On Saturday, RBI Governor Shaktikanta Das revealed that India’s GDP growth for the first quarter of the fiscal year fell short of expectations. The growth rate for April-June was recorded at 6.7%, a decline from 8.2% during the same period last fiscal year and below the Reserve Bank of India’s (RBI) projection of 7.1%.
Das attributed the lower growth to two main factors: a slowdown in the agriculture sector and reduced government spending. The decline in government expenditure, influenced by the general elections and the enforcement of the model code of conduct between April and June, significantly impacted economic performance.

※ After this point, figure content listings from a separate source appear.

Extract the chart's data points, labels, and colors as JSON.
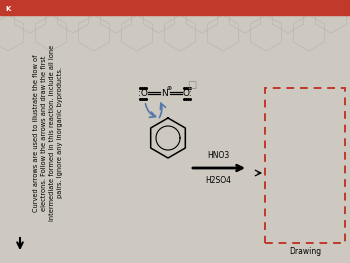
{
  "bg_color": "#cdc8c0",
  "red_bar_color": "#c0392b",
  "text_block": "Curved arrows are used to illustrate the flow of\nelectrons. Follow the arrows and draw the first\nintermediate formed in this reaction. Include all lone\npairs. Ignore any inorganic byproducts.",
  "reagent1": "HNO3",
  "reagent2": "H2SO4",
  "drawing_label": "Drawing",
  "dashed_box_color": "#c0392b",
  "curved_arrow_color": "#5577aa",
  "hex_tile_color": "#b8b2aa",
  "small_checkbox_color": "#888888"
}
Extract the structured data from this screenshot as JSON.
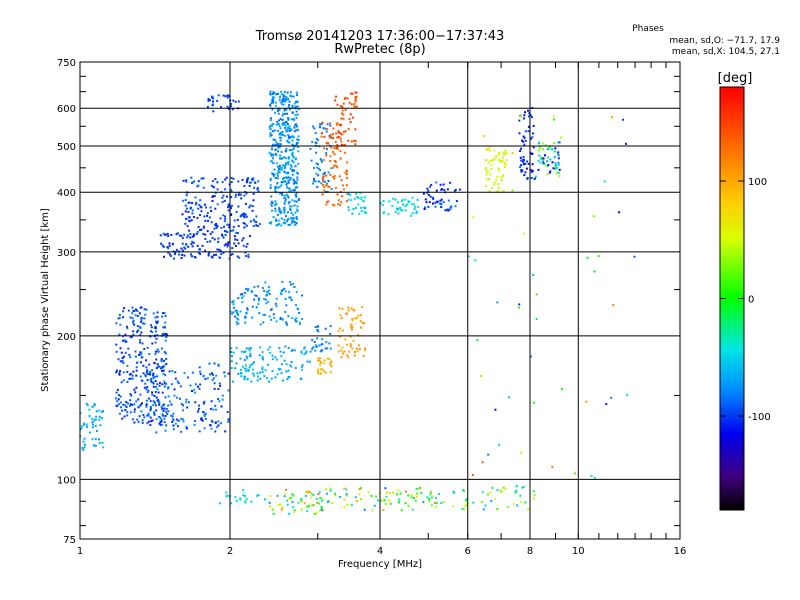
{
  "chart_data": {
    "type": "scatter",
    "title": "Tromsø 20141203 17:36:00−17:37:43",
    "subtitle": "RwPretec (8p)",
    "xlabel": "Frequency [MHz]",
    "ylabel": "Stationary phase Virtual Height [km]",
    "x_scale": "log",
    "y_scale": "log",
    "xlim": [
      1,
      16
    ],
    "ylim": [
      75,
      750
    ],
    "x_ticks": [
      1,
      2,
      4,
      6,
      8,
      10,
      16
    ],
    "y_ticks": [
      75,
      100,
      200,
      300,
      400,
      500,
      600,
      750
    ],
    "colorbar": {
      "label": "[deg]",
      "range": [
        -180,
        180
      ],
      "ticks": [
        100,
        0,
        -100
      ]
    },
    "stats": {
      "title": "Phases",
      "line1": "mean, sd,O: −71.7, 17.9",
      "line2": "mean, sd,X: 104.5, 27.1"
    },
    "clusters": [
      {
        "f": [
          1.0,
          1.12
        ],
        "h": [
          115,
          145
        ],
        "phase": [
          -75,
          -55
        ],
        "n": 50
      },
      {
        "f": [
          1.18,
          1.5
        ],
        "h": [
          130,
          230
        ],
        "phase": [
          -110,
          -80
        ],
        "n": 300
      },
      {
        "f": [
          1.35,
          2.0
        ],
        "h": [
          125,
          175
        ],
        "phase": [
          -110,
          -70
        ],
        "n": 180
      },
      {
        "f": [
          1.45,
          2.2
        ],
        "h": [
          290,
          330
        ],
        "phase": [
          -110,
          -90
        ],
        "n": 130
      },
      {
        "f": [
          1.6,
          2.3
        ],
        "h": [
          330,
          430
        ],
        "phase": [
          -110,
          -85
        ],
        "n": 200
      },
      {
        "f": [
          1.8,
          2.1
        ],
        "h": [
          590,
          640
        ],
        "phase": [
          -105,
          -90
        ],
        "n": 30
      },
      {
        "f": [
          2.0,
          2.8
        ],
        "h": [
          210,
          260
        ],
        "phase": [
          -90,
          -60
        ],
        "n": 120
      },
      {
        "f": [
          2.0,
          2.9
        ],
        "h": [
          160,
          190
        ],
        "phase": [
          -75,
          -55
        ],
        "n": 120
      },
      {
        "f": [
          2.4,
          2.75
        ],
        "h": [
          340,
          650
        ],
        "phase": [
          -90,
          -60
        ],
        "n": 450
      },
      {
        "f": [
          2.9,
          3.2
        ],
        "h": [
          400,
          560
        ],
        "phase": [
          -90,
          -70
        ],
        "n": 60
      },
      {
        "f": [
          3.05,
          3.45
        ],
        "h": [
          375,
          560
        ],
        "phase": [
          120,
          150
        ],
        "n": 80
      },
      {
        "f": [
          3.2,
          3.6
        ],
        "h": [
          480,
          650
        ],
        "phase": [
          130,
          160
        ],
        "n": 60
      },
      {
        "f": [
          3.45,
          3.75
        ],
        "h": [
          360,
          400
        ],
        "phase": [
          -60,
          -40
        ],
        "n": 30
      },
      {
        "f": [
          3.0,
          3.2
        ],
        "h": [
          165,
          180
        ],
        "phase": [
          90,
          110
        ],
        "n": 25
      },
      {
        "f": [
          3.3,
          3.75
        ],
        "h": [
          180,
          230
        ],
        "phase": [
          90,
          115
        ],
        "n": 60
      },
      {
        "f": [
          2.9,
          3.2
        ],
        "h": [
          185,
          210
        ],
        "phase": [
          -90,
          -70
        ],
        "n": 30
      },
      {
        "f": [
          4.0,
          4.8
        ],
        "h": [
          355,
          390
        ],
        "phase": [
          -60,
          -40
        ],
        "n": 40
      },
      {
        "f": [
          4.9,
          5.8
        ],
        "h": [
          365,
          420
        ],
        "phase": [
          -120,
          -80
        ],
        "n": 50
      },
      {
        "f": [
          6.5,
          7.2
        ],
        "h": [
          400,
          500
        ],
        "phase": [
          40,
          70
        ],
        "n": 60
      },
      {
        "f": [
          7.6,
          8.2
        ],
        "h": [
          420,
          610
        ],
        "phase": [
          -120,
          -90
        ],
        "n": 60
      },
      {
        "f": [
          8.3,
          9.2
        ],
        "h": [
          430,
          510
        ],
        "phase": [
          -130,
          40
        ],
        "n": 60
      },
      {
        "f": [
          1.9,
          2.4
        ],
        "h": [
          89,
          95
        ],
        "phase": [
          -60,
          -40
        ],
        "n": 20
      },
      {
        "f": [
          2.4,
          3.1
        ],
        "h": [
          84,
          95
        ],
        "phase": [
          -80,
          140
        ],
        "n": 60
      },
      {
        "f": [
          3.1,
          5.2
        ],
        "h": [
          86,
          96
        ],
        "phase": [
          -90,
          130
        ],
        "n": 80
      },
      {
        "f": [
          5.2,
          8.2
        ],
        "h": [
          86,
          97
        ],
        "phase": [
          -80,
          60
        ],
        "n": 50
      },
      {
        "f": [
          6.0,
          13.0
        ],
        "h": [
          100,
          600
        ],
        "phase": [
          -120,
          140
        ],
        "n": 50
      }
    ]
  }
}
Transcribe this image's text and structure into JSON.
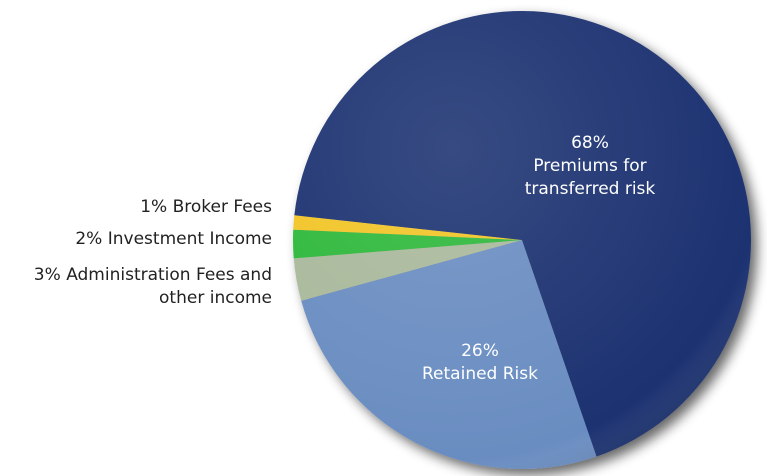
{
  "chart_data": {
    "type": "pie",
    "categories": [
      "Retained Risk",
      "Administration Fees and other income",
      "Investment Income",
      "Broker Fees",
      "Premiums for transferred risk"
    ],
    "values": [
      26,
      3,
      2,
      1,
      68
    ],
    "value_labels": [
      "26%",
      "3%",
      "2%",
      "1%",
      "68%"
    ],
    "colors": [
      "#6b8dc1",
      "#a9b99b",
      "#2eb83b",
      "#f1c426",
      "#1f3371"
    ]
  }
}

Despite the overall dip in GDP growth, Das noted positive developments in several key areas. Consumption, investment, manufacturing, services, and construction sectors each registered growth rates exceeding 7%. These sectors continue to drive economic activity and contribute to the nation’s growth prospects.
The first quarter’s growth of 6.7% is the lowest in 15 months, with the previous low recorded at 6.2% for January-March 2023. The agriculture sector, in particular, saw only a marginal growth rate of around 2% during this period. However, Das expressed optimism about the sector’s future, citing favorable monsoon conditions and promising crop sowing outlooks.
Looking ahead, Das is confident that the country can achieve the projected annual growth rate of 7.2% given the positive trends in agriculture and other key economic sectors. He also addressed concerns about financial oversight, announcing that commercial banks and non-banking financial companies will now require RBI approval to change their auditors. This measure aims to prevent undue pressure on auditors and ensure transparency.
Regarding interest rates, Das mentioned that any potential cuts will be decided by the monetary policy committee. He emphasized that the RBI’s focus remains on maintaining an inflation rate of around 4% and ensuring economic stability, which he believes will support overall economic growth.
In summary, while the first quarter of the fiscal year showed slower-than-expected growth, the RBI is taking steps to address underlying issues and support continued economic development.